Une partie des élus de gauche et écologistes s’interrogent sur le réel engagement de la présidence de la région. Est-ce que l’objectif de la mission n’est pas de montrer que la ligne n’est plus rentable pour un service quotidien et de la transformer en chemin de fer touristique ? Une « petite mort » en quelque sorte. « Toutes ces lignes sont en danger à cause du sous-investissement. On n’est pas à la hauteur. J’espère que la mission n’est pas une manière de botter en touche… », observe Claire Maillard, présidente du groupe écologiste à la région Bourgogne-Franche-Comté. Willy Bourgeois, vice-président de la région chargé de la formation et de la communication, explique que la seule solution est le retour de l’Etat : « Le réseau de transport est structurant pour la vie des gens et la vie économique de nos vallées. Il doit rester de l’ordre du régalien car c’est aussi cela faire nation. » Et de prévenir : « Le Jura est le seul département où le Rassemblement national (RN) n’a pas fait élire de député en 2024. Fermer les Hirondelles, c’est un risque énorme. »

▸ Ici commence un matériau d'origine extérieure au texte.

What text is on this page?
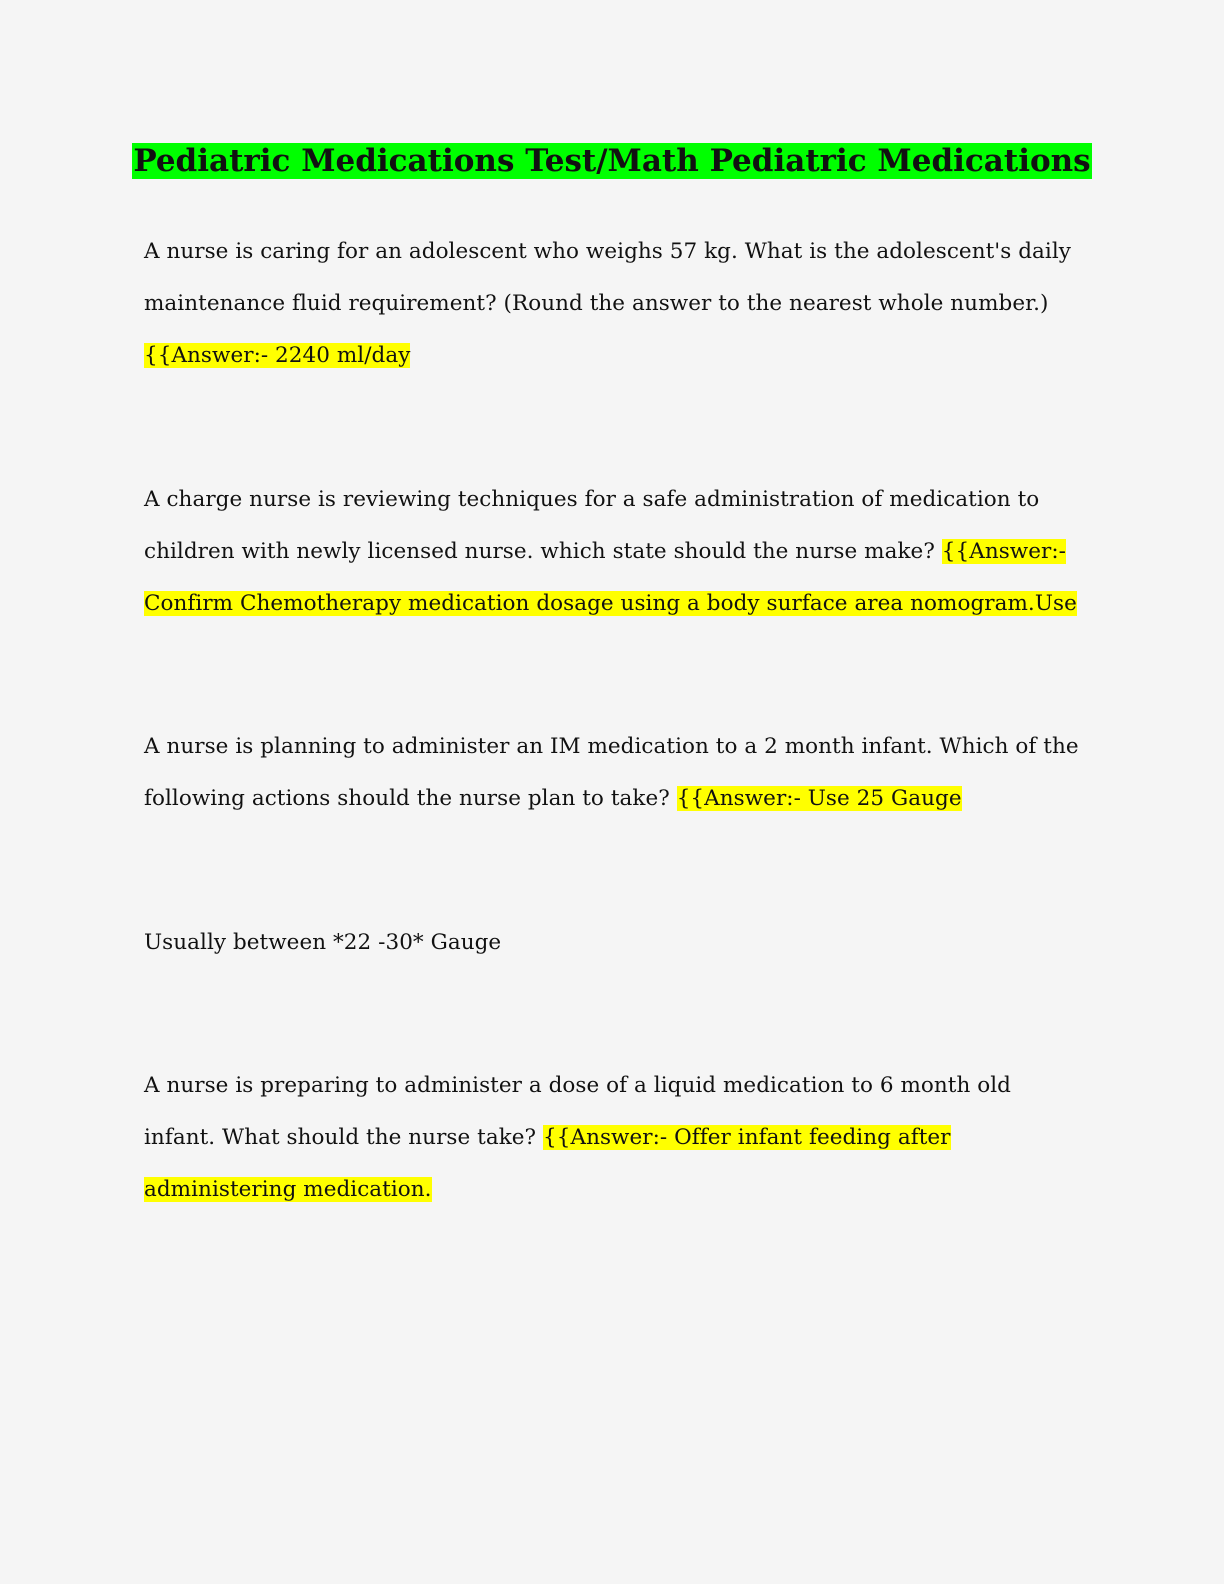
Pediatric Medications Test/Math Pediatric Medications

A nurse is caring for an adolescent who weighs 57 kg. What is the adolescent's daily maintenance fluid requirement? (Round the answer to the nearest whole number.)
{{Answer:- 2240 ml/day

A charge nurse is reviewing techniques for a safe administration of medication to children with newly licensed nurse. which state should the nurse make? {{Answer:- Confirm Chemotherapy medication dosage using a body surface area nomogram.Use

A nurse is planning to administer an IM medication to a 2 month infant. Which of the following actions should the nurse plan to take? {{Answer:- Use 25 Gauge

Usually between *22 -30* Gauge

A nurse is preparing to administer a dose of a liquid medication to 6 month old infant. What should the nurse take? {{Answer:- Offer infant feeding after administering medication.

Le RN est en effet aux aguets, accusant Paris de délaisser les territoires ruraux : « On a déjà l’hôpital de Saint-Claude qui meurt et beaucoup de fermetures de classes. Il n’y a plus de continuité du service public et nos villages périclitent à cause de ça »,assure Gilles Guichon, délégué départemental du RN et candidat défait à la législative partielle du 6 avril dans la 2e circonscription du Jura.
Pour le trajet du retour vers Dole, l’arrêt à Champagnole se fait définitif : un vieux car Mobigo prend le relais tandis que la rame fait demi-tour vers Saint-Claude. La plupart des voyageurs finissent le voyage en voiture, grâce à un proche venu les chercher. « Quand je vous dis qu’on fait tout pour dégoûter du train… », souffle Stéphane Calafato.